McCutcheon knew he needed to stay strong. Keep his eyes on the prize and not give in to despair. Part one of any plan would be remaining certain he could pull something off. If hope died, any
plan beyond that would fail.

He began telling himself the things he knew he needed to hear.
Relax. Be patient. First ideas are rarely the best ones anyway.

Stanzer had taught him that. Stanzer, the guy, should McCutcheon ever get out, who'd pay.

Like any fight, keep pressing but also remain patient. Solutions will come.

McCutcheon turned around, ready to hunt for a new approach.

“You been staying sharp?” Demon asked, prison slippers on his hands as if they were focus mitts for boxing.

His dad waved him forward, challenging him to see what he's got. Did M.D. still remember all the things Demon had taught him back when they trained together at the gym?
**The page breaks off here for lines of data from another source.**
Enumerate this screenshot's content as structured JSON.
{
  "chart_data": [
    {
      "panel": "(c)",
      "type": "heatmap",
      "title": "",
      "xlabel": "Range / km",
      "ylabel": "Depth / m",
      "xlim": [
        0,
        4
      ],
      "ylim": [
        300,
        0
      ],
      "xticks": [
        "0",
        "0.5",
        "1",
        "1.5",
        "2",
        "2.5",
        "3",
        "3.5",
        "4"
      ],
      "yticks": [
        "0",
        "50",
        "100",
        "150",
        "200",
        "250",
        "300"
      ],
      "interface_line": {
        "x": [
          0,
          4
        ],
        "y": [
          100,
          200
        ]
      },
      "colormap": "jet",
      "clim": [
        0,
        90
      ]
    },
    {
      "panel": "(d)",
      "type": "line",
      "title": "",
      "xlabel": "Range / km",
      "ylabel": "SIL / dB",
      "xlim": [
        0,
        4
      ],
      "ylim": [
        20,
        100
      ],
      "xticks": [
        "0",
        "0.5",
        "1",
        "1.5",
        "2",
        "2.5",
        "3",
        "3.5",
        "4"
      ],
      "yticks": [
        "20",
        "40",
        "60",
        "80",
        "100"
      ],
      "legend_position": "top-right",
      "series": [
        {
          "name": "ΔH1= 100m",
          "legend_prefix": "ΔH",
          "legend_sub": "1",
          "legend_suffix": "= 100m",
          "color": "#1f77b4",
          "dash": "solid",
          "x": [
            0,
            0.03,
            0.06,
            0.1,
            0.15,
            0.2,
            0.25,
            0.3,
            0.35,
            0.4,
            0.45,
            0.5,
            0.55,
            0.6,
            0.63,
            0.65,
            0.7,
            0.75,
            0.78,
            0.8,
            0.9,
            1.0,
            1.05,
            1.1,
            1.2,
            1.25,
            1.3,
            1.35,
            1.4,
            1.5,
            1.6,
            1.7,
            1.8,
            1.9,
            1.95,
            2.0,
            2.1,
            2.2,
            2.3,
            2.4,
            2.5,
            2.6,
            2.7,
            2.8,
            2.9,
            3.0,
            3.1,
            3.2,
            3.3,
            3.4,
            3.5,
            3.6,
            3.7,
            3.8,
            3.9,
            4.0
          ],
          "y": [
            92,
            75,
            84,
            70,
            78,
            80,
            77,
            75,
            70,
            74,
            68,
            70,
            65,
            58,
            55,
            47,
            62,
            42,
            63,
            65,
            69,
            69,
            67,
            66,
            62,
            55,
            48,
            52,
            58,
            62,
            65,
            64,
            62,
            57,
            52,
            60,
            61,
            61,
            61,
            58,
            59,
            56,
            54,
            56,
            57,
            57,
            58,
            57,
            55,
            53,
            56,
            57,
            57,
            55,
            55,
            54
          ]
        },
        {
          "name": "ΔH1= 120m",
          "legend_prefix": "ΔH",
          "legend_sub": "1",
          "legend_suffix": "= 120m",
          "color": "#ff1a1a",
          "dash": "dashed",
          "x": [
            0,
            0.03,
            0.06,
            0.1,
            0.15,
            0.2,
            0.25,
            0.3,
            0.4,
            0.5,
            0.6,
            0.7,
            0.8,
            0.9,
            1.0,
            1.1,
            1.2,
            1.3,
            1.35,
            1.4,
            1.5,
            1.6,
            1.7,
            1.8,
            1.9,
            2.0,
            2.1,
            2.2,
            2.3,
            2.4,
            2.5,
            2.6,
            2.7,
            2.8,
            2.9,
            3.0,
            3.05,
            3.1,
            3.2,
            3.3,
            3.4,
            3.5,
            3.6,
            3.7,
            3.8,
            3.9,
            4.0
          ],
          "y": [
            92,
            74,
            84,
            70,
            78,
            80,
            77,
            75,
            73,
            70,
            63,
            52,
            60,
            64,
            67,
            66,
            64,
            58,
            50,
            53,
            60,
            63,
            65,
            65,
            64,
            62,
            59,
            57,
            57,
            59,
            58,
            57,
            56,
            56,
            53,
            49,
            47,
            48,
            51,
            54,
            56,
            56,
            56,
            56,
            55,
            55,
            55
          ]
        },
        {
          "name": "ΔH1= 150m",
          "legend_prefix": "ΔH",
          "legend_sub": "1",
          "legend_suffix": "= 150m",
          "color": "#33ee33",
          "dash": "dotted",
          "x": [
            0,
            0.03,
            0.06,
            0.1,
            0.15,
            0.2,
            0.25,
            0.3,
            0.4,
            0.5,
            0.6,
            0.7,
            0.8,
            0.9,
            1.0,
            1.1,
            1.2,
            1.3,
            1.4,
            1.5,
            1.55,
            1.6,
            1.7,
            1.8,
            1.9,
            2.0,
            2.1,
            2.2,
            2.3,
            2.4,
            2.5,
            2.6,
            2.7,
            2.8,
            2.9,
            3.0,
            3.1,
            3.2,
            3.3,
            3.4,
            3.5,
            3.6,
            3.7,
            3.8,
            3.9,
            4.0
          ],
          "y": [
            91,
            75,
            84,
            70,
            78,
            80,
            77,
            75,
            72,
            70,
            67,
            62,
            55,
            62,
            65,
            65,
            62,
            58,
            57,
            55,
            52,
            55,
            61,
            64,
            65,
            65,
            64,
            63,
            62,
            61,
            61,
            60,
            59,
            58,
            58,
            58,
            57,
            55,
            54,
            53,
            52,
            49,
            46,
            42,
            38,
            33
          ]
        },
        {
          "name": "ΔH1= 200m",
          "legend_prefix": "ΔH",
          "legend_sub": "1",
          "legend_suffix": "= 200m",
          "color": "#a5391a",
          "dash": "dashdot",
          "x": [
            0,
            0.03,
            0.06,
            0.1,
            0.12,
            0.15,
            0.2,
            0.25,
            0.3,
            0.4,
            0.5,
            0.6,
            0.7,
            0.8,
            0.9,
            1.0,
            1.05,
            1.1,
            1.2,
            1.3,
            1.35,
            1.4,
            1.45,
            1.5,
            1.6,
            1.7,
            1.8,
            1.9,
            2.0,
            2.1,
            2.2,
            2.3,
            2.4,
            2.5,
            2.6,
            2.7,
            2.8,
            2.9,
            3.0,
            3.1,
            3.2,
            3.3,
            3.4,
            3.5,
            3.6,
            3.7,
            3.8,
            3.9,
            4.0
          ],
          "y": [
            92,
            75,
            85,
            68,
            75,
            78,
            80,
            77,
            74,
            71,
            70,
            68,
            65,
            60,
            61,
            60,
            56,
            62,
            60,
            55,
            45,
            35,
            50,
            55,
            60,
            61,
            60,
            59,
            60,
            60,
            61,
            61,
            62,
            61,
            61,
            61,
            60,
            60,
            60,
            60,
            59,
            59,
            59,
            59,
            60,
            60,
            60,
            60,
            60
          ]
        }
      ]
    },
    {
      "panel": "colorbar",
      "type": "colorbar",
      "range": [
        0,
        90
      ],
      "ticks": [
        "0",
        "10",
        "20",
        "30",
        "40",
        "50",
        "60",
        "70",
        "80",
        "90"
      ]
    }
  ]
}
McCutcheon looked at the sandals on his father's hands and knew what his father wanted. Demon always loved working out. Back when his father was an up-and-coming boxer Demon epitomized the
term
gym rat.
Then drugs got to him. But even after that, some of Demon's best father-son memories consisted of training little M.D. to throw hooks, jabs, and pinpoint right crosses.
No one had ever seen a five-year-old counterpunch like Demon Daniels's kid. He was the apple of daddy's eye in the gym. Some fathers never forget the day they teach their children to
ride a bike. Demon never forgot the day he taught his son to smoke the hell out of a speed bag.